El Gobierno de Nueva Zelanda, presidido por Jacinda Ardern, ha decidido llevar la contraria a 40 años de consenso económico mundial: pagarán más quienes más tienen, pagarán más quienes tienen dinero de sobra. En resumen, subirá los impuestos a los ricos. La noticia (que, por infrecuente, podría ser calificada de inaudita) saltó ayer, cuando la primera ministra neozelandesa anunció un paquete de medidas destinado a relanzar la economía tras los daños producidos por la COVID-19. Y no se quedó ahí: decidida a actuar contra la desigualdad, subirá también el sueldo mínimo.
Esta última medida es más limitada. Los sueldos apenas se incrementarán en unos pocos céntimos a la hora, pero es síntoma de un cambio de rumbo. El salario por hora, hasta ayer, era de 18,90 dólares neozelandeses (11,27 euros) y pasa a 20 dólares (11,92 euros). Aunque escaso, este aumento responde en parte a una vieja petición de los sindicatos. La medida afectará a 175.000 trabajadores y trabajadoras del país (que tiene unos 5 millones de habitantes), los más vulnerables a causa de la crisis pandémica. Nueva Zelanda, en cualquier caso, ha sido uno de los países que mejor han controlado la expansión de la COVID-19: hasta la fecha cuenta solo con 28 víctimas mortales.
En el otro extremo de la escala social, el porcentaje de población que sufrirá un aumento de la presión fiscal es del 2%. Corresponde a los neozelandeses que ganen más de 180.000 dólares al año (al cambio, unos 107.000 euros). La tasa para estas personas se situará en el 39%. El gobierno de Ardern prevé aumentar en 550 millones las arcas públicas gracias a esta medida. «Y hay muchas más cosas que hacer», añadió Ardern. Entre ellas, «construir más casas, mejorar nuestro sistema público de salud, e invertir en educación, formación y oportunidades de trabajo».

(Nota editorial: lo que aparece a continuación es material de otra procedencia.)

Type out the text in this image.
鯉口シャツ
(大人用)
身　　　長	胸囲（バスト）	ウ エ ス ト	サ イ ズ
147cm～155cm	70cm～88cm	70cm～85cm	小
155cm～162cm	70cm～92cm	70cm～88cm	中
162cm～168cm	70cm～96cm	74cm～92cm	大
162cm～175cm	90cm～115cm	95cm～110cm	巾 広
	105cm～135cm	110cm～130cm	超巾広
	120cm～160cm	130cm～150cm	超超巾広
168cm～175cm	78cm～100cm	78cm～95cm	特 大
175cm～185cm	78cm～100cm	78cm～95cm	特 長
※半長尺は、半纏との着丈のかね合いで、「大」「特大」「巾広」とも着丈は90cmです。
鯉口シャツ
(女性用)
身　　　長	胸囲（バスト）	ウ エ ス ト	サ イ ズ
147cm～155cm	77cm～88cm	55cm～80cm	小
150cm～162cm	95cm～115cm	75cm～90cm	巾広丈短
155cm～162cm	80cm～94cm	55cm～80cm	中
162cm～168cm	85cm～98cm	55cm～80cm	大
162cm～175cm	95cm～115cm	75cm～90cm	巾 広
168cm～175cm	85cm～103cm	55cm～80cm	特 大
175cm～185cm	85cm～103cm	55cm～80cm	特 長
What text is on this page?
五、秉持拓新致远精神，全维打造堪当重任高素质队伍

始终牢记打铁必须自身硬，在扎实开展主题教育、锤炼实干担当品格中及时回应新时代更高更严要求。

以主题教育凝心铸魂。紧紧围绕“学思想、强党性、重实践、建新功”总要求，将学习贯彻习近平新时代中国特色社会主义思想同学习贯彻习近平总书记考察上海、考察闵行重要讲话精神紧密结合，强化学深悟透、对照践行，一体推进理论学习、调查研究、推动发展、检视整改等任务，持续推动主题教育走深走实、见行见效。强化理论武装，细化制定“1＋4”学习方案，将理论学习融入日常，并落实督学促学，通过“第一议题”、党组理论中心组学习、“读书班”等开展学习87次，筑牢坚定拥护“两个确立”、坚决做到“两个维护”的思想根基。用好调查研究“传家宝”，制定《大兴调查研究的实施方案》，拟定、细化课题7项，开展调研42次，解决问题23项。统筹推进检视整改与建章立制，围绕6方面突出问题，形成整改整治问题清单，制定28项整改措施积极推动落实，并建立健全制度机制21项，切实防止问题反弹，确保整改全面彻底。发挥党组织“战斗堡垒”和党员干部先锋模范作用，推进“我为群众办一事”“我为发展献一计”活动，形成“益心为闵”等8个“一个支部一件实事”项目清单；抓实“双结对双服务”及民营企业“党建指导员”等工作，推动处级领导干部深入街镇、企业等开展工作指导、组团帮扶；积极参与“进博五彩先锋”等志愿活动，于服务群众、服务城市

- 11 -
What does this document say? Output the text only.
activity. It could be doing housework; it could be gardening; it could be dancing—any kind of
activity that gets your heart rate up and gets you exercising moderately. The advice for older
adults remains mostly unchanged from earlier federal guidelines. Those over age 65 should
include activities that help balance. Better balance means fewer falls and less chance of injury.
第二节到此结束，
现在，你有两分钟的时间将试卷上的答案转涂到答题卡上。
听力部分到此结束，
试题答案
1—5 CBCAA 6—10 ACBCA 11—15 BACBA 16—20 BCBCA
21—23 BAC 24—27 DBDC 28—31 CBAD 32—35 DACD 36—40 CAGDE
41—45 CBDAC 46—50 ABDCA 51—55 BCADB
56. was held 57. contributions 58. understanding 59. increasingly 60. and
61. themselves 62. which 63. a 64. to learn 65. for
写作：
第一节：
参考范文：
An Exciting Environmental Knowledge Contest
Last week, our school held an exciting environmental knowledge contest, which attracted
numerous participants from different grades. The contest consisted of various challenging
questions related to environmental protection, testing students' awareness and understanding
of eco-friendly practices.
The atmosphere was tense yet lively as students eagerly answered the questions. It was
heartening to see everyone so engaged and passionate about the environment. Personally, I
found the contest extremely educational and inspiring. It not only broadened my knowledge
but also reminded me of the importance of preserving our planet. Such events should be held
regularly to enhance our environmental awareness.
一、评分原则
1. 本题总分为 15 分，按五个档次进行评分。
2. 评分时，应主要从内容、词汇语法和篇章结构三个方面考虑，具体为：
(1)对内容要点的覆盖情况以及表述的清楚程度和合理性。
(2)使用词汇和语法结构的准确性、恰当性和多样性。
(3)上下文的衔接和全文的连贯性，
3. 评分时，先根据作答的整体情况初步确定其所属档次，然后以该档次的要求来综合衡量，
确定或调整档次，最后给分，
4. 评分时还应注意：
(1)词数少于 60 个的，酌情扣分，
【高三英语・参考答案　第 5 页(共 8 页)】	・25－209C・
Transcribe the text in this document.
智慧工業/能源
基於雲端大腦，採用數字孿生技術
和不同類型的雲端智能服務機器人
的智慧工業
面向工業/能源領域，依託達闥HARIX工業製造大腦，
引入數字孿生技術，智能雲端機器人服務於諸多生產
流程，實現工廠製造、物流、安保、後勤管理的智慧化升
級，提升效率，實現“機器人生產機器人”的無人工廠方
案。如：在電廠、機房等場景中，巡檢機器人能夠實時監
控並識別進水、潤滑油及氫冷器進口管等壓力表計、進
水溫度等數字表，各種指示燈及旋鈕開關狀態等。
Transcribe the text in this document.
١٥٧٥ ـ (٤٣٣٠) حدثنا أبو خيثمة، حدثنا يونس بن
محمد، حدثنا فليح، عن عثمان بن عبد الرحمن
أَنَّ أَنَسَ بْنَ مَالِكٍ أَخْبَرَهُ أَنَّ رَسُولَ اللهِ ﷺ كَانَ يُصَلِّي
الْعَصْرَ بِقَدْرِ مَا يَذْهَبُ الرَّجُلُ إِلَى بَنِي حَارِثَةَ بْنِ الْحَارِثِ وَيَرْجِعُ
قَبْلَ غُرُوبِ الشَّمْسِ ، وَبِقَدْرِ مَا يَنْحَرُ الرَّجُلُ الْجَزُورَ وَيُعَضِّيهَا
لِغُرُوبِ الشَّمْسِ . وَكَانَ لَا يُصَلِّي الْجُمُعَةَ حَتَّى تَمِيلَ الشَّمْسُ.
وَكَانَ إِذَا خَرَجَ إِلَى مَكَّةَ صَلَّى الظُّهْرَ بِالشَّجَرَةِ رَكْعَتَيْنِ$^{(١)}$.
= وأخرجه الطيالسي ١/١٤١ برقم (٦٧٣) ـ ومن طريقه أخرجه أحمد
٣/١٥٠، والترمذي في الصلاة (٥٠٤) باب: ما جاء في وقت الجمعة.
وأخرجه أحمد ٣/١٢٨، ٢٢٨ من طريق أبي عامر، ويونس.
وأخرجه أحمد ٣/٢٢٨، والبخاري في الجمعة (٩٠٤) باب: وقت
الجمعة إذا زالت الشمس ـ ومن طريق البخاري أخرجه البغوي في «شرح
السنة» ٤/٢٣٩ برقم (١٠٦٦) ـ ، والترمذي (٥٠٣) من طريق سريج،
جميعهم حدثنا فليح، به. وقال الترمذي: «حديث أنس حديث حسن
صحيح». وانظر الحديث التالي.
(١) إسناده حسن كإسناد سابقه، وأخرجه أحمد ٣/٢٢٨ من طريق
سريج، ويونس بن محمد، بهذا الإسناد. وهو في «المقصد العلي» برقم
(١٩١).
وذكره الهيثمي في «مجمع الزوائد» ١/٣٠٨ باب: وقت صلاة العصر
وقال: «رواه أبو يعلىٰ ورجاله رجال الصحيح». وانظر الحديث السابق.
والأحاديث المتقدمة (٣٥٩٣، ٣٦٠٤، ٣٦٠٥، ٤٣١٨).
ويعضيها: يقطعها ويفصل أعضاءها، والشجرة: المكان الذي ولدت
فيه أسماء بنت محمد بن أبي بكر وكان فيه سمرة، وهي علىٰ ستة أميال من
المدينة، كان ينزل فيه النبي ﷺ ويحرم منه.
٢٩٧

Aunque la percepción de Nueva Zelanda, desde fuera, sea el de un apacible paraíso verde lleno de ovejitas en el que prácticamente no existe el paro, lo cierto es que tiene importantes bolsas de pobreza y exclusión, especialmente entre su población autóctona (un drama que comparte con sus vecinos australianos). La desigualdad, históricamente, ha ido de la mano de la división entre kiwis (colonizadores blancos) y maoríes (indígenas).
El país, y particularmente su capital, Auckland, vive una profunda crisis de vivienda provocada por la especulación. Los peor parados son los miembros de las minorías racializadas. En 2013, el 28,2% de los maoríes eran propietarios de sus casas frente al 56,8% de los ciudadanos de origen europeo. Auckland es uno de los lugares donde es más caro comprar una vivienda: el precio supera en 11 veces el salario medio. Según informaba la web Stuff, el número de personas que solicitan una vivienda pública crece mes tras mes. En la actualidad hay más de 22.800 familias inscritas y esperando su concesión. Ardern, tras ser reelegida como primer ministra el pasado octubre, ha reiterado su compromiso de afrontar estos retos sociales.
Críticas esperadas
A juzgar por la trayectoria de Ardern al frente del Gobierno neozelandés, es de esperar que estas medidas económicas le acarreen una buena cantidad de críticas por parte de los «defensores de la libertad». El año pasado, sin ir más lejos, se publicó en las redes sociales un vídeo trucado en el que se daba a entender que la líder del Partido Laborista encerraría en «campos» a quienes se negasen a hacerse una PCR. El vídeo manipulado se hizo viral gracias a la inestimable colaboración de Fox News en su difusión.
Sin llegar a ese nivel de inmoralidad, aunque tampoco demasiado lejos, la oposición neozelandesa ha avisado de la ruina a la que se enfrenta el país por la subida de 65 céntimos de euro en el salario mínimo por hora. Más o menos unos 104 euros al mes. Scott Simpson, portavoz del conservador Partido Nacional, llegó a hablar de «vandalismo económico».